Valéry Molet transforme l’ordinaire en mystère et l’absurde en poésie.

Ce recueil de poésie de Valéry Molet aurait pu s’appeler de la même façon « Dépannage et remorquage ». Il suffit au poète de savoir s’arrêter, de savoir saisir le moment où « le temps ne geint plus » pour rédiger à notre adresse une prose à la fois proche de nous et étrangère. « Objets inanimés, avez-vous une âme ? », scandait le poète romantique. Celui de notre temps s’amuse d’un taille-haie brandi comme un salut romain, d’espadrilles rutilantes des vacanciers au cimetière de Vézelay, il est capable de souligner que « L’énigme de la zone pavillonnaire surpasse le mystère divin. »… Valéry Molet transforme l’ordinaire en mystère et l’absurde en poésie. Le quotidien n’est pas absurde puisqu’il se contemple, puisqu’il se narre. Il y a à l’intérieur de nos vies, de nos territoires, de nos blocs de bétons, de nos zones pavillonnaires, de nos salles-de-bain et sur les autoroutes et sur l’esplanade de la préfecture de Bobigny, des objets qui peuplent notre ordinaire et qui sont des moyens de s’évader puisque c’est notre nature.
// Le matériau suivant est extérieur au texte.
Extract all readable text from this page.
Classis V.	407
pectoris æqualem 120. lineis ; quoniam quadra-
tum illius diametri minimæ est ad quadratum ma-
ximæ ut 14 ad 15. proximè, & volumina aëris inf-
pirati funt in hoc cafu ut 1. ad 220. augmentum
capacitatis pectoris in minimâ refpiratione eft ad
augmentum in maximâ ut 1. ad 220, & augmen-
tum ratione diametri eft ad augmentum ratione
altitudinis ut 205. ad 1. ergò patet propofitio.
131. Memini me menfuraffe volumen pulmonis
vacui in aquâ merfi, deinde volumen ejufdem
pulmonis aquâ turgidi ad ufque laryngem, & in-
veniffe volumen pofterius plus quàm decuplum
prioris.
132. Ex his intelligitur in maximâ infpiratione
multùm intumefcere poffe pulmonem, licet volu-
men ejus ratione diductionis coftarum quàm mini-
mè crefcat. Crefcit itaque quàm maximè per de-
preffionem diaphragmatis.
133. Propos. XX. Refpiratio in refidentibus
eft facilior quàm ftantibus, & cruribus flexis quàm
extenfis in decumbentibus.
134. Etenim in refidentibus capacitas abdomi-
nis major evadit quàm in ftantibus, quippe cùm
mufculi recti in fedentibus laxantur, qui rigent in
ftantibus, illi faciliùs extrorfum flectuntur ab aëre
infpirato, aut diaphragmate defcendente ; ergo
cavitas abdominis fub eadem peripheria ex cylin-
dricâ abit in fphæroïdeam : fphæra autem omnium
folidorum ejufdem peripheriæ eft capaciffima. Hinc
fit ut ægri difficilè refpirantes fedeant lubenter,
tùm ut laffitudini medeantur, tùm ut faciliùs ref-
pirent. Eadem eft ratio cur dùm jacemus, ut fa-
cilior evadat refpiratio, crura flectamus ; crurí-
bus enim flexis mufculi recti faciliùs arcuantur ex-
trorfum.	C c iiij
Une poésie narrative du quotidien pour une conversion du regard

L’écrivain nous livre des petites pièces narratives, fractales de roman, tableaux du quotidien, miroirs d’une énigme. Il semble rabâcher comme le grand Jacques dans la chanson : il nous faut regarder… Valéry Molet ouvre des portes dans l’ordinaire de nos vies, et sa poésie est un raccourci vers l’Etre vivant à l’intérieur malgré notre utilité sociale. Nous sommes étonnés d’en être, encore. Toute vraie poésie irrigue les gens de l’être et se gausse des gens de lettre. Parce que nous sommes lucides, il nous est interdit de désespérer. En gouttant à la prose de Valéry Molet, on apprend aussi à vivre sans illusion et sans dégoût. Est-ce là une façon d’échapper au mélodrame moderne et pathétique dans un monde ayant rendu la tragédie inaccessible ? Est-ce là l’espérance du pauvre ? Celle qui est donnée à celui qui renonce enfin à produire des raisonnements. Il nous faut regarder, souffler, inspirer, expirer.

Il suffit …

« Que la mer remonte une fois encore,
Il faut qu’elle remonte.
Que la mer descende une fois encore. »

Une élection ordinaire…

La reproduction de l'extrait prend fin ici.